Amparada por uma decisão da Justiça Federal, a Anac estabeleceu que passageiros com menos de 16 anos têm o direito garantido de voar ao lado de, ao menos, um adulto responsável e sem pagar nada a mais por isso.
A medida joga luz sobre um problema antigo enfrentado por famílias nos balcões de check-in, que muitas vezes viam seus filhos alocados longe devido aos sistemas automáticos de tarifas promocionais.
O impacto no bolso do consumidor
A dinâmica que vinha sendo adotada pelas empresas aéreas obrigava o consumidor a pagar a taxa de “marcação antecipada” se quisesse ter a certeza de que não passaria o voo separado da criança. Quem optasse pelo bilhete mais barato ficava à mercê do sorteio do sistema.
Agora, o fluxo se inverte:
- Identificação imediata: os sistemas de vendas das empresas precisam detectar a presença do menor já no ato da reserva.
- Bloqueio automático: as poltronas vizinhas devem ser reservadas para o grupo familiar sem custo extra.
- Remanejamento de terceiros: se o avião estiver lotado, a própria tripulação ou a equipe de solo terá que reorganizar o mapa de assentos para juntar os parentes.
Existe uma linha clara separando o direito ao assento da escolha de preferência.
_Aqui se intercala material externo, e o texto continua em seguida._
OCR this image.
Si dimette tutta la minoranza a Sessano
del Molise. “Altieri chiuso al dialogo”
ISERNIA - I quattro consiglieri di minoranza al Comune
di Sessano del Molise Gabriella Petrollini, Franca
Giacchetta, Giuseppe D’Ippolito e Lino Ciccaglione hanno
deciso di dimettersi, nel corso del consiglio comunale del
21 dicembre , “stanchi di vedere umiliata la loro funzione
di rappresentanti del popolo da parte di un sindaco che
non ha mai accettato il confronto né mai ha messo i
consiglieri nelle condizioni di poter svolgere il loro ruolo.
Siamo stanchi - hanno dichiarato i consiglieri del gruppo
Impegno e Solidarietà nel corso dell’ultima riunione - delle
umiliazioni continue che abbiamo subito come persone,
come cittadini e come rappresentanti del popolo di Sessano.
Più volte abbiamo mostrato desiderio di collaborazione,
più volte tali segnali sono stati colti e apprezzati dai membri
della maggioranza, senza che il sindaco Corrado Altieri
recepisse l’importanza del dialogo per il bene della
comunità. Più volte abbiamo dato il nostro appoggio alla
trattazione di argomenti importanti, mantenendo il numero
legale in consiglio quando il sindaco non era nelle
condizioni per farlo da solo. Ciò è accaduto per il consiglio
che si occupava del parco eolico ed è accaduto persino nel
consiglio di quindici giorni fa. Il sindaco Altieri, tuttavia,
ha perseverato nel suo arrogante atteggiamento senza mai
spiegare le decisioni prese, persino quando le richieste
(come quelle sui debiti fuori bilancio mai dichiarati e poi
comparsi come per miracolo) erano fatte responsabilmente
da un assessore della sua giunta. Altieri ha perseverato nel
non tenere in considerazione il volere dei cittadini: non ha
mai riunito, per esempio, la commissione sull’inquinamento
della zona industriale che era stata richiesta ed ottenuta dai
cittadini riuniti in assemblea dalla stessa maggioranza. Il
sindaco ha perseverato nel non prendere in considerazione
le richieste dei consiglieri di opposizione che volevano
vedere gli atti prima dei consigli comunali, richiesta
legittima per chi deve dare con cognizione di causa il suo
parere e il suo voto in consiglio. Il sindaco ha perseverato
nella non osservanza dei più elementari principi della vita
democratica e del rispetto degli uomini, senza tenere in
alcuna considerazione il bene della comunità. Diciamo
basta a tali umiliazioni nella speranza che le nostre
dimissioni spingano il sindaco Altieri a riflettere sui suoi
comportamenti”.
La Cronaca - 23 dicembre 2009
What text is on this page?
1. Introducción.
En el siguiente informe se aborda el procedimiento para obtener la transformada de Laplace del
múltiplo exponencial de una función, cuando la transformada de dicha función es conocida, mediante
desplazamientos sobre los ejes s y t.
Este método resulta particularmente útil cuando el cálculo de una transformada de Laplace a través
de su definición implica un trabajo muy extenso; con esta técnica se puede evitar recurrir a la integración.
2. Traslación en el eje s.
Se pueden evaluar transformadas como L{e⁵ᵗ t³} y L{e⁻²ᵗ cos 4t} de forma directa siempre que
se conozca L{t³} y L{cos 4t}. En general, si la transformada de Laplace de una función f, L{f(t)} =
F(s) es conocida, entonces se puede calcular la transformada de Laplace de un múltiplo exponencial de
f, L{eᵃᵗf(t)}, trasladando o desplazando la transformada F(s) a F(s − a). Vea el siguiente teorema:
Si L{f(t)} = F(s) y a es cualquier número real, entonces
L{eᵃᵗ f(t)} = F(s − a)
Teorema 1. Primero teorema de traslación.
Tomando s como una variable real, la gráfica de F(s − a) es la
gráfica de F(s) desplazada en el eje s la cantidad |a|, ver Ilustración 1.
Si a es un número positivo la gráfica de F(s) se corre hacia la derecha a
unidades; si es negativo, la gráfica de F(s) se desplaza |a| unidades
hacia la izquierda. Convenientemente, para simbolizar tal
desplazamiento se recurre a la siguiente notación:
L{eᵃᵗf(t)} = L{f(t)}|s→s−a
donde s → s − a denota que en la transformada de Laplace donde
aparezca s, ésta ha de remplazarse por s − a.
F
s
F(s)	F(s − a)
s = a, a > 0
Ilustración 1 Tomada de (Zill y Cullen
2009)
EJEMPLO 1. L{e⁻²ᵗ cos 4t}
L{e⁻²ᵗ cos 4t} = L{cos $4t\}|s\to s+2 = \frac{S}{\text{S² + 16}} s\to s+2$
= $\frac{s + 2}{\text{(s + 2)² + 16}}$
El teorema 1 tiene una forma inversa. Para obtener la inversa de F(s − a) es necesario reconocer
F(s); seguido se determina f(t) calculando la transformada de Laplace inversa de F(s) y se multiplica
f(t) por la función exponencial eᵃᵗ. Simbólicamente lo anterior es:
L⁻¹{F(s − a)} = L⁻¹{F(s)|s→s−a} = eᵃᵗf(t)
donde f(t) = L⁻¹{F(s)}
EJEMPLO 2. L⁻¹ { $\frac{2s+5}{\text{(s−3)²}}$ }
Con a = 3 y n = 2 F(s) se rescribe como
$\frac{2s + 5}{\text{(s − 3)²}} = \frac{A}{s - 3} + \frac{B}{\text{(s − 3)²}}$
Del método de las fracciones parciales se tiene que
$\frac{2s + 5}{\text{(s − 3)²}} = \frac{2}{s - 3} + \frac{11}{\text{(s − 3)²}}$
Se o viajante fizer questão de um lugar específico, como a primeira fileira ou os assentos localizados nas saídas de emergência, a cobrança extra continua permitida. A gratuidade atende estritamente à necessidade de manter a família unida na cabine.
Protocolo rígido em caso de emergências
A justificativa técnica da Anac vai muito além do bem-estar dos passageiros e foca na segurança da operação aérea. O entendimento das autoridades é de que manter adultos e menores distantes representa um risco real em momentos de crise a bordo.
Se houver uma despressurização da cabine ou uma turbulência severa, o menor necessita do auxílio imediato do responsável para ajustar equipamentos como as máscaras de oxigênio e o cinto de segurança. A separação física poderia gerar pânico generalizado e tentativas perigosas de deslocamento pelos corredores da aeronave.
As companhias aéreas que operam no Brasil, incluindo as marcas estrangeiras, já precisam trabalhar com os sistemas adaptados à nova realidade. Casos de descumprimento ou separação deliberada de famílias vão render sanções administrativas pesadas e multas severas para as marcas infratoras.